El conocido cofrade Joaquín de Velasco regala un pregón en verso a la alcaldesa perpetua de la ciudad

Socorro
Joaquín de Velasco, durante el pregón a Nuestra Señora del Socorro Coronada./Foto: Eva Pavón

Hay palabras que llegan al alma. Versos que brotan del corazón y afloran, en verso, para justificar una devoción de siglos. Y así, emulando al que fuera el primer capataz de la Nuestra Señora del Socorro, antes de que fuera coronada por su barrio, quien también estuviera bajo las órdenes de Lorenzo de Juan, ha dedicado una hermosa elegía a la Reina de la Plaza. En una chicotá de versos infinitos, Joaquín de Velasco ha abierto de par en par, las recoletas ventanas de la calleja del Toril para mostrar a la cofradía y a la ciudad lo mejor de su historia, la devoción a la Santísima Virgen.
Antes, su párroco ha sido primero amigo para presentarlo. Y es que las hermosas palabras de José Juan Jiménez Güeto han descrito con certeza a un cofrade que se refleja en la permanente sonrisa de su mujer, para convertir esa timidez del negro hábito de la madrugada en una verdad que solo conoce del amor a ña Santísima Virgen.

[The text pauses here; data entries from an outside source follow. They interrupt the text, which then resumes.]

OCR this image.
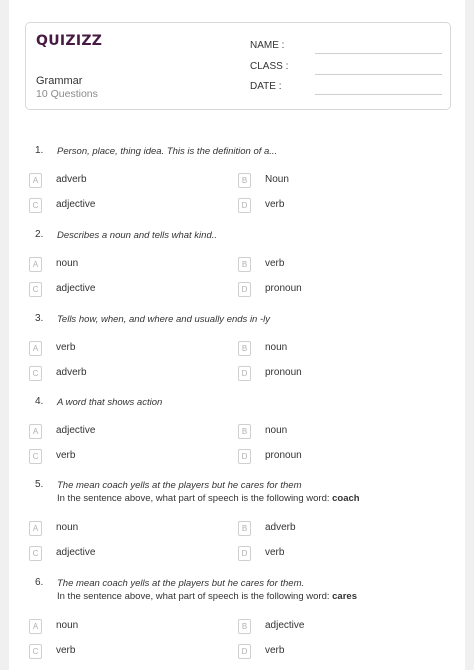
QUIZIZZ
Grammar
10 Questions
NAME :
CLASS :
DATE :
1. Person, place, thing idea. This is the definition of a...
A	adverb	B	Noun
C	adjective	D	verb
2. Describes a noun and tells what kind..
A	noun	B	verb
C	adjective	D	pronoun
3. Tells how, when, and where and usually ends in -ly
A	verb	B	noun
C	adverb	D	pronoun
4. A word that shows action
A	adjective	B	noun
C	verb	D	pronoun
5. The mean coach yells at the players but he cares for them
In the sentence above, what part of speech is the following word: coach
A	noun	B	adverb
C	adjective	D	verb
6. The mean coach yells at the players but he cares for them.
In the sentence above, what part of speech is the following word: cares
A	noun	B	adjective
C	verb	D	verb
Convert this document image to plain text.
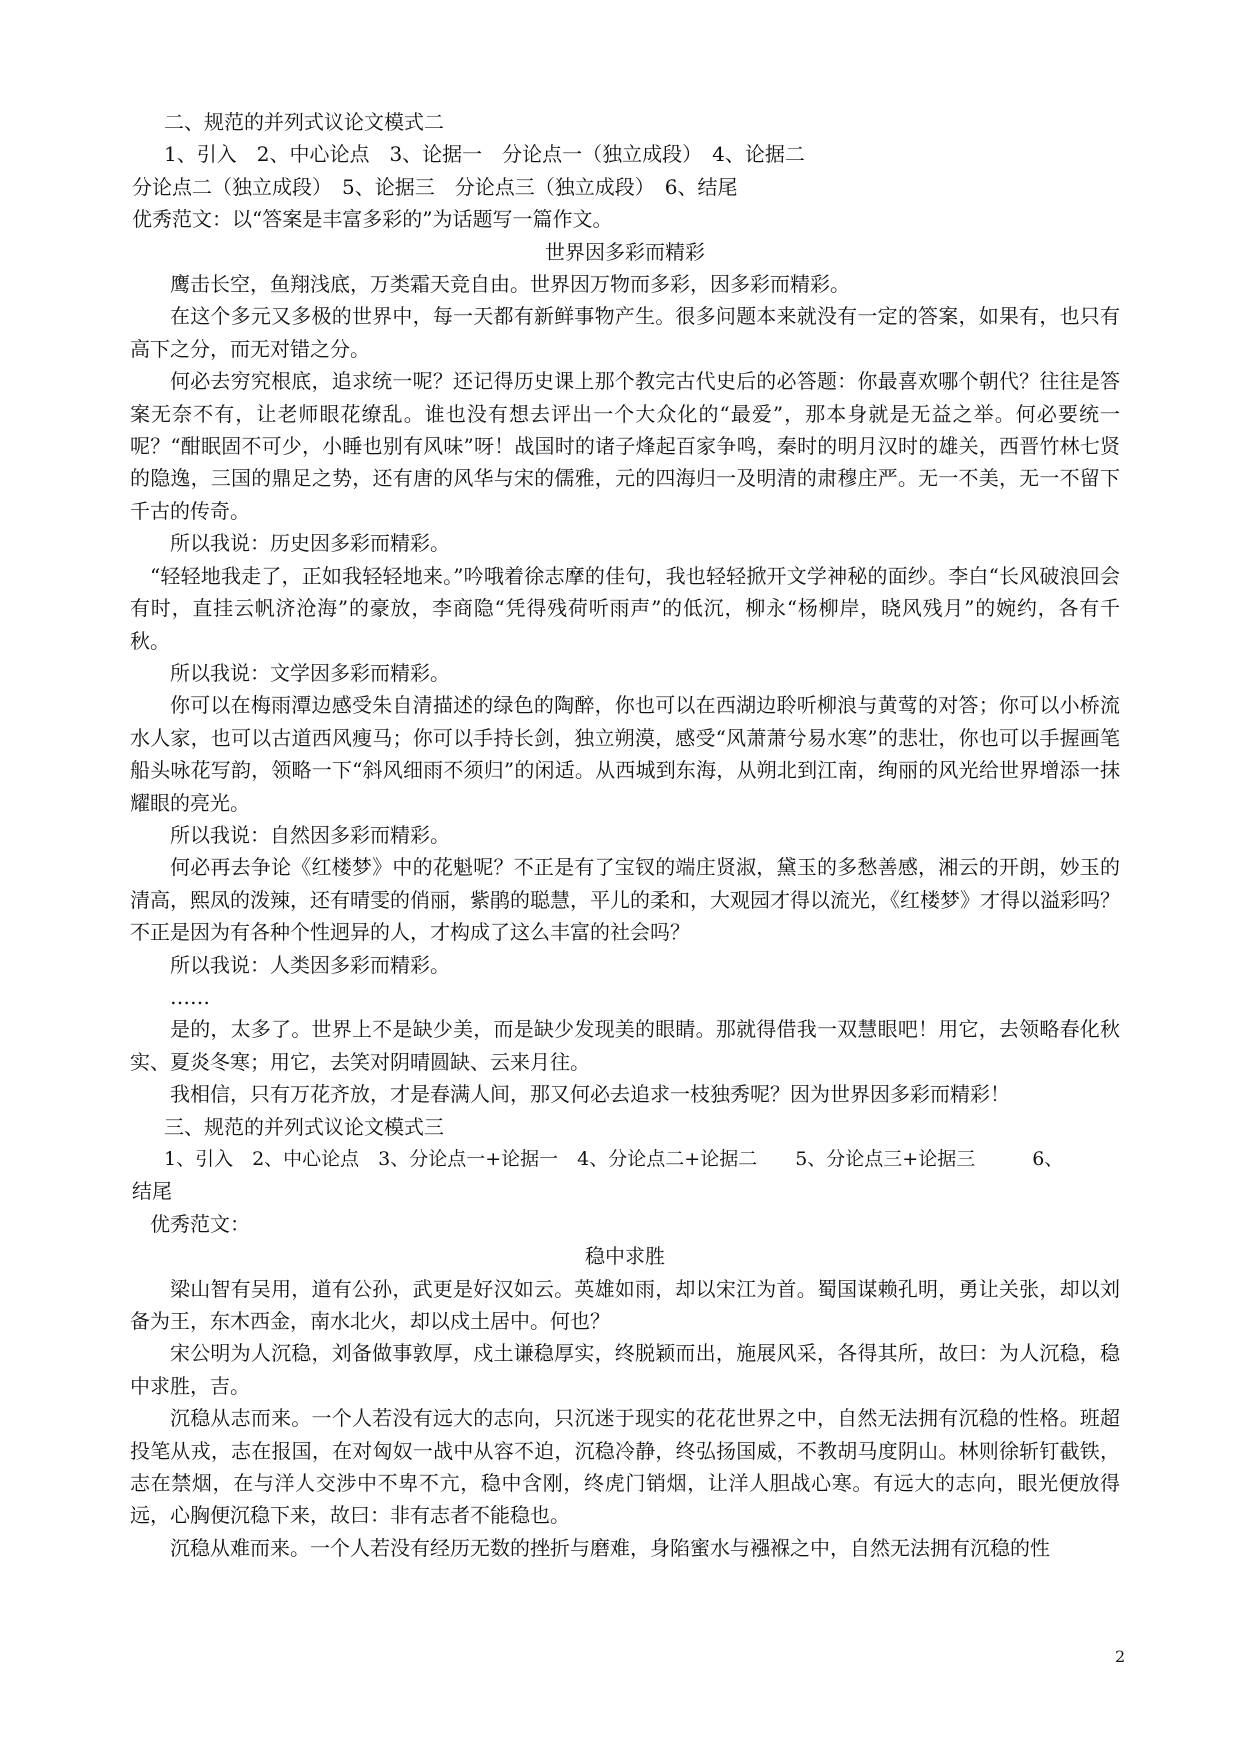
二、规范的并列式议论文模式二

1、引入　2、中心论点　3、论据一　分论点一（独立成段）　4、论据二

分论点二（独立成段）　5、论据三　分论点三（独立成段）　6、结尾

优秀范文：以“答案是丰富多彩的”为话题写一篇作文。

世界因多彩而精彩

鹰击长空，鱼翔浅底，万类霜天竞自由。世界因万物而多彩，因多彩而精彩。

在这个多元又多极的世界中，每一天都有新鲜事物产生。很多问题本来就没有一定的答案，如果有，也只有高下之分，而无对错之分。

何必去穷究根底，追求统一呢？还记得历史课上那个教完古代史后的必答题：你最喜欢哪个朝代？往往是答案无奈不有，让老师眼花缭乱。谁也没有想去评出一个大众化的“最爱”，那本身就是无益之举。何必要统一呢？“酣眠固不可少，小睡也别有风味”呀！战国时的诸子烽起百家争鸣，秦时的明月汉时的雄关，西晋竹林七贤的隐逸，三国的鼎足之势，还有唐的风华与宋的儒雅，元的四海归一及明清的肃穆庄严。无一不美，无一不留下千古的传奇。

所以我说：历史因多彩而精彩。

“轻轻地我走了，正如我轻轻地来。”吟哦着徐志摩的佳句，我也轻轻掀开文学神秘的面纱。李白“长风破浪回会有时，直挂云帆济沧海”的豪放，李商隐“凭得残荷听雨声”的低沉，柳永“杨柳岸，晓风残月”的婉约，各有千秋。

所以我说：文学因多彩而精彩。

你可以在梅雨潭边感受朱自清描述的绿色的陶醉，你也可以在西湖边聆听柳浪与黄莺的对答；你可以小桥流水人家，也可以古道西风瘦马；你可以手持长剑，独立朔漠，感受“风萧萧兮易水寒”的悲壮，你也可以手握画笔船头咏花写韵，领略一下“斜风细雨不须归”的闲适。从西城到东海，从朔北到江南，绚丽的风光给世界增添一抹耀眼的亮光。

所以我说：自然因多彩而精彩。

何必再去争论《红楼梦》中的花魁呢？不正是有了宝钗的端庄贤淑，黛玉的多愁善感，湘云的开朗，妙玉的清高，熙凤的泼辣，还有晴雯的俏丽，紫鹃的聪慧，平儿的柔和，大观园才得以流光，《红楼梦》才得以溢彩吗？不正是因为有各种个性迥异的人，才构成了这么丰富的社会吗？

所以我说：人类因多彩而精彩。

……

是的，太多了。世界上不是缺少美，而是缺少发现美的眼睛。那就得借我一双慧眼吧！用它，去领略春化秋实、夏炎冬寒；用它，去笑对阴晴圆缺、云来月往。

我相信，只有万花齐放，才是春满人间，那又何必去追求一枝独秀呢？因为世界因多彩而精彩！

三、规范的并列式议论文模式三

1、引入　2、中心论点　3、分论点一+论据一　4、分论点二+论据二　　5、分论点三+论据三　　　6、

结尾

优秀范文：

稳中求胜

梁山智有吴用，道有公孙，武更是好汉如云。英雄如雨，却以宋江为首。蜀国谋赖孔明，勇让关张，却以刘备为王，东木西金，南水北火，却以戍土居中。何也？

宋公明为人沉稳，刘备做事敦厚，戍土谦稳厚实，终脱颖而出，施展风采，各得其所，故曰：为人沉稳，稳中求胜，吉。

沉稳从志而来。一个人若没有远大的志向，只沉迷于现实的花花世界之中，自然无法拥有沉稳的性格。班超投笔从戎，志在报国，在对匈奴一战中从容不迫，沉稳冷静，终弘扬国威，不教胡马度阴山。林则徐斩钉截铁，志在禁烟，在与洋人交涉中不卑不亢，稳中含刚，终虎门销烟，让洋人胆战心寒。有远大的志向，眼光便放得远，心胸便沉稳下来，故曰：非有志者不能稳也。

沉稳从难而来。一个人若没有经历无数的挫折与磨难，身陷蜜水与襁褓之中，自然无法拥有沉稳的性

2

“Córdoba entera ama a Nuestra Madre del Socorro. Pero es en estas calles donde su nombre se hace plegaria. Es en estas calles donde, a través de los siglos, María ha sido consuelo de aflicciones y auxilio de los necesitados”. Un recorrido que ha llevado al pregonero por esas calles “donde su bendito rostro ha serenado el alma y consolado el espíritu de quien cada día pasa ante la puerta de esta ermita. ¡Cuantas lágrimas han tornado en Esperanza al contemplar su mirada!”.
Sin embargo, el verso ha sido el protagonista de la alabanza a la Reina de la Plaza, a la Patrona del Mercado, a la alcadesa -sin bastón de mando- de una ciudad que, en las palabras de Joaquín de Velasco ha resurgido con la métrica del amor que se derrama a María, sin esperar más que a “las titilantes candelas que son símbolo y proclama de las almas que consuelas”. El elogio de la levantá perenne de un capataz de la palabra, que mantiene el pulso de la ciudad que venera a la Virgen del Socorro.